Als het IOC Esports echter zou omarmen, zou het de sport de erkenning geven die het nodig heeft. Het zou professionele gamers gelijkstellen met klassieke atleten en hun harde werk naar waarde schatten. Het zou het profiel van Esports bij het publiek verhogen. Het zou de stap zetten die zo veel landen niet willen zetten – en daarbij zo veel winnen. Omdat het IOC Esports nodig heeft om in de toekomst succesvol te blijven.
Jonge generaties raken steeds meer betrokken bij de digitale wereld. Op een gegeven moment zal virtueel de traditionele sporten vervangen. De Olympische Spelen zouden een boodschap sturen naar het toekomstige publiek met esports-integratie, waardoor ze toegang krijgen tot het evenement. Dit zou de kijkcijfers voor de komende jaren verzekeren.
Maar zelfs als het IOC besluit er voor te gaan, blijven er onbeantwoorde vragen.
Een aparte Olympische Spelen als oplossing?

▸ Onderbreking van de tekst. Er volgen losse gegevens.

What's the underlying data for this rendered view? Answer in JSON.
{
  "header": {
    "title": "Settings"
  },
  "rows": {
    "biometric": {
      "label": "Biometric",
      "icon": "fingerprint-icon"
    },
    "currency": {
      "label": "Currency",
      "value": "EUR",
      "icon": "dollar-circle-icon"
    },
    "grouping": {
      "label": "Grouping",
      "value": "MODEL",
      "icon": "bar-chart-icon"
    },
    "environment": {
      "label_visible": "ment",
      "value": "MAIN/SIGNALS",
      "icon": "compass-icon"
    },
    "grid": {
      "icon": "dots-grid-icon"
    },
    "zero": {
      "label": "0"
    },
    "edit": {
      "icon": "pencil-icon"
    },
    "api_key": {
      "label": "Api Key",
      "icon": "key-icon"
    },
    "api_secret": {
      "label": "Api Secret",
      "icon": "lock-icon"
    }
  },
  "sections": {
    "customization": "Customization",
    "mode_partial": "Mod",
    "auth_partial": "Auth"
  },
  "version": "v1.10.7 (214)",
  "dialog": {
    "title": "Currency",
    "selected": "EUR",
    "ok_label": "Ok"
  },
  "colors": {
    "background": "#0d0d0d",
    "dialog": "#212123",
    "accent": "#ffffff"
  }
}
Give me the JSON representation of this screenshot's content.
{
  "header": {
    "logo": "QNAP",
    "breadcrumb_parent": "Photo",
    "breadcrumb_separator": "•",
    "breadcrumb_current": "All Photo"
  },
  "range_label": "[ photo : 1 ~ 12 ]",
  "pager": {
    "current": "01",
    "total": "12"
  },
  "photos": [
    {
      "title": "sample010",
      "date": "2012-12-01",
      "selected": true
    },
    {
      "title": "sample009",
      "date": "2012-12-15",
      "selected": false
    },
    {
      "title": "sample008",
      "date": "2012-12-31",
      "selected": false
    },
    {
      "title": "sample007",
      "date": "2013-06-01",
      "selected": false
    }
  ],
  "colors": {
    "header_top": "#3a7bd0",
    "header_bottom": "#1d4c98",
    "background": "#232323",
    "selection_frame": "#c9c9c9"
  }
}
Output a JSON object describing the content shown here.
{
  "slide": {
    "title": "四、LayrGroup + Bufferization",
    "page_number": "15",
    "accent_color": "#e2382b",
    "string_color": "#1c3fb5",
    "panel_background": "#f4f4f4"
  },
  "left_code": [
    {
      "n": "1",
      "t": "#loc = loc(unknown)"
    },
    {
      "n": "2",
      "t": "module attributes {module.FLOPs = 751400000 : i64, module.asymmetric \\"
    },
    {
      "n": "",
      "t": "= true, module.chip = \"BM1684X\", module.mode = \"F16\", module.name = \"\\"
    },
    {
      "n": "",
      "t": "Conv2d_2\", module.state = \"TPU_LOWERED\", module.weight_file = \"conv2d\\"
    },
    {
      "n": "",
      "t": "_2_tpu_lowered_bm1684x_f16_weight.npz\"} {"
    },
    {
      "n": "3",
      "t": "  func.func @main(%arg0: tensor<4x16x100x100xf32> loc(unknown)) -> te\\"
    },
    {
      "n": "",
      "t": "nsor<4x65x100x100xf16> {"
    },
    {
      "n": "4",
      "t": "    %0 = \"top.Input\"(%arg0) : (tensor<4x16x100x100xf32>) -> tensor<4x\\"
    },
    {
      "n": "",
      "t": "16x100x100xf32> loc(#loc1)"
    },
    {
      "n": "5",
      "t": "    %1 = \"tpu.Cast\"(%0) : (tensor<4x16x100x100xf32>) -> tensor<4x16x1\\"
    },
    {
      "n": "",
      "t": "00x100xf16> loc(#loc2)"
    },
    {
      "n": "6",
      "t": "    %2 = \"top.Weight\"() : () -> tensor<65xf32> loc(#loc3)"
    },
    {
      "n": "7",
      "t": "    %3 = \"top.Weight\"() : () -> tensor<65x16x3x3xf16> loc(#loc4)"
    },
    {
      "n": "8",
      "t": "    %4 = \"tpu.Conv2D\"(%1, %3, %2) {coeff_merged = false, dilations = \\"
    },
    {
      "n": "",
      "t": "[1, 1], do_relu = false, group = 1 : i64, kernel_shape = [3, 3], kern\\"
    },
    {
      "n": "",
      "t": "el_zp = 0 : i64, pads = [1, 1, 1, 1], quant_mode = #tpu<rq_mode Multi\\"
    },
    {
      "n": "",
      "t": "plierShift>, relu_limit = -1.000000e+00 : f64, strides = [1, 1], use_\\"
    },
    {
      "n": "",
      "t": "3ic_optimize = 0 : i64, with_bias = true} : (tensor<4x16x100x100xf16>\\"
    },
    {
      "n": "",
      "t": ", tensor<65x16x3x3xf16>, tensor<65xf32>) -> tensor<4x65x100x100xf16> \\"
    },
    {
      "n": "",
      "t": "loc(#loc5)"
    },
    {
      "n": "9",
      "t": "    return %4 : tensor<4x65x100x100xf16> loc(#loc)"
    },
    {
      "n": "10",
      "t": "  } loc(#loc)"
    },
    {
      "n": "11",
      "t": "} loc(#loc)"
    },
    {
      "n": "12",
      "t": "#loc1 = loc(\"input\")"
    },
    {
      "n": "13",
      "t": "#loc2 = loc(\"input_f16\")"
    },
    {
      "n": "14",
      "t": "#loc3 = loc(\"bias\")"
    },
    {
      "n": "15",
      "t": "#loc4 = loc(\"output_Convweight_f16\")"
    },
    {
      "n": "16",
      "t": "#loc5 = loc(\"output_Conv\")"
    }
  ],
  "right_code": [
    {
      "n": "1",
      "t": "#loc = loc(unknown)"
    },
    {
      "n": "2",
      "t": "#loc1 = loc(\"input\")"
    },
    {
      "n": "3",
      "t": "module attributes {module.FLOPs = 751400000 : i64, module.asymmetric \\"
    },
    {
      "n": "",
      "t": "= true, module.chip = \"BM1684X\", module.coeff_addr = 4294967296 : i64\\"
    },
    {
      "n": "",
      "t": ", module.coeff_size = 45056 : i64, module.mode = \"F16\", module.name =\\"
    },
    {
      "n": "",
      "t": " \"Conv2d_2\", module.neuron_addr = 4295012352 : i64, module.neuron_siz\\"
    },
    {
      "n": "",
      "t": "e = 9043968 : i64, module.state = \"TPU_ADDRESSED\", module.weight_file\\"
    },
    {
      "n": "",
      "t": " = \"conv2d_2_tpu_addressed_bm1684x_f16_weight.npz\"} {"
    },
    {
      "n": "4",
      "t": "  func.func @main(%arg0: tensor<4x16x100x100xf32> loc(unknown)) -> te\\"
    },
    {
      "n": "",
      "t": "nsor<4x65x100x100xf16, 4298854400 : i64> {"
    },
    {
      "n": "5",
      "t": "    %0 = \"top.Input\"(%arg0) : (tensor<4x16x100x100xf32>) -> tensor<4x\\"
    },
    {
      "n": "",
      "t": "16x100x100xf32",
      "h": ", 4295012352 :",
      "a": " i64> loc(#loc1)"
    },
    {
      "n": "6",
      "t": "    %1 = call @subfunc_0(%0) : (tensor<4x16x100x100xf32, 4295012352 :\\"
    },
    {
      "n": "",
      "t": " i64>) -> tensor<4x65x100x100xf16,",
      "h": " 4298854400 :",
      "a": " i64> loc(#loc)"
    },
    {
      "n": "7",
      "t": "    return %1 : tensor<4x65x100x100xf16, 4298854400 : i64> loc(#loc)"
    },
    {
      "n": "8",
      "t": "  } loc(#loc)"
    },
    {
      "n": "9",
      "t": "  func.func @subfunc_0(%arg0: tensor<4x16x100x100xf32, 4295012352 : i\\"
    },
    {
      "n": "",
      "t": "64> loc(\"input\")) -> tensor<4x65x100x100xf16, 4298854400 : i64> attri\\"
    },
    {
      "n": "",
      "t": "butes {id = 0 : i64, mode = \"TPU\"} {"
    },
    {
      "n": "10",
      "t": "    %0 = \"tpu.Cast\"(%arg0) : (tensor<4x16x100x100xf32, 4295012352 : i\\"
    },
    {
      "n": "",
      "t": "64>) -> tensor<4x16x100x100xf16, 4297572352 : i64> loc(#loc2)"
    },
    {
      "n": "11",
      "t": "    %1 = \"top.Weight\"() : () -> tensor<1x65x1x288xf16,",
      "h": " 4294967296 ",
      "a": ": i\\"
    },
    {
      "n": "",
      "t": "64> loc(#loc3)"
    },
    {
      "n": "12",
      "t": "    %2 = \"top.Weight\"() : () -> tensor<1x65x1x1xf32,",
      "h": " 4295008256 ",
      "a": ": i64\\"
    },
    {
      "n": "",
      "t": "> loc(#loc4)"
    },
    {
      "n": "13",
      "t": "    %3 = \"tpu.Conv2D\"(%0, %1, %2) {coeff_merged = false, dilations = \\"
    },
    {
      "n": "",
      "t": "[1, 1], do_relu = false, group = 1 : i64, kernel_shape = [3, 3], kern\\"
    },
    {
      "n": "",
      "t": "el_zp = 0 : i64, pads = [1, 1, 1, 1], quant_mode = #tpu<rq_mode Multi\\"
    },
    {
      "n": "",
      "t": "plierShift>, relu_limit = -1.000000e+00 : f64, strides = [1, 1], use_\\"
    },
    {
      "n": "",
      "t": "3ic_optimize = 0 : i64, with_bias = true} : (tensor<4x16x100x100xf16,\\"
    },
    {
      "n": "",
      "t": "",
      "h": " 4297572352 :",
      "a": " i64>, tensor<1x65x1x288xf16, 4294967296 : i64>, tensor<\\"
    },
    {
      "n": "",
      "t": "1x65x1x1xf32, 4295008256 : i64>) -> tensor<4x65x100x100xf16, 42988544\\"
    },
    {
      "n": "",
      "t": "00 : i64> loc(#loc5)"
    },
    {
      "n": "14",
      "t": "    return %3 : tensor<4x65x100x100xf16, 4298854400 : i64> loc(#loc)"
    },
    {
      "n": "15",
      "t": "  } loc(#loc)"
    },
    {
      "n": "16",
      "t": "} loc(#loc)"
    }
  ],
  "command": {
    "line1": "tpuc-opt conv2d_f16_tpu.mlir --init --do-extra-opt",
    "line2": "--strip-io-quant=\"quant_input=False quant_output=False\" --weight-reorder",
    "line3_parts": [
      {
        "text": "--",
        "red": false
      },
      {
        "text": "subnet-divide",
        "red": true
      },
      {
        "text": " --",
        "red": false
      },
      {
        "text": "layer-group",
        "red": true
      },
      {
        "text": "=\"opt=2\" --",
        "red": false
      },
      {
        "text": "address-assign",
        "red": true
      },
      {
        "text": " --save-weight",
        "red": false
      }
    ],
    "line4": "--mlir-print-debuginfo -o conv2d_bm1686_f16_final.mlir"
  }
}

Hoe integreer je een sport met moderne structuren in bestaande tradities zonder die te verbasteren? Welke titels zullen Olympisch zijn? Is er een klassieke verdeling van naties?
Vragen op vragen, ze zijn niet gemakkelijk te beantwoorden. Sprekers op de BMW Esports Boost brachten een aparte Olympische Spelen ter sprake, los van de bestaande IOC-structuren. Maar op zijn minst moet er een zo groot mogelijke autonomie over de wedstrijden zijn. “En dat is nu al bijna onmogelijk,” concludeerde Papathanassiou.
Afgezien daarvan zou zo’n duidelijke afbakening er ook niet toe bijdragen dat esports in de samenleving als sport worden erkend.
Wil het project slagen, dan moeten beide partijen concessies doen. De esport-industrie zou haar structuren wat moeten openbreken en het klassieke idee van sport moeten toelaten. Het IOC daarentegen zou de conservatieve houding dat sport alleen lichamelijke activiteit betekent, moeten afwerpen en het moderne idee van sport moeten toelaten.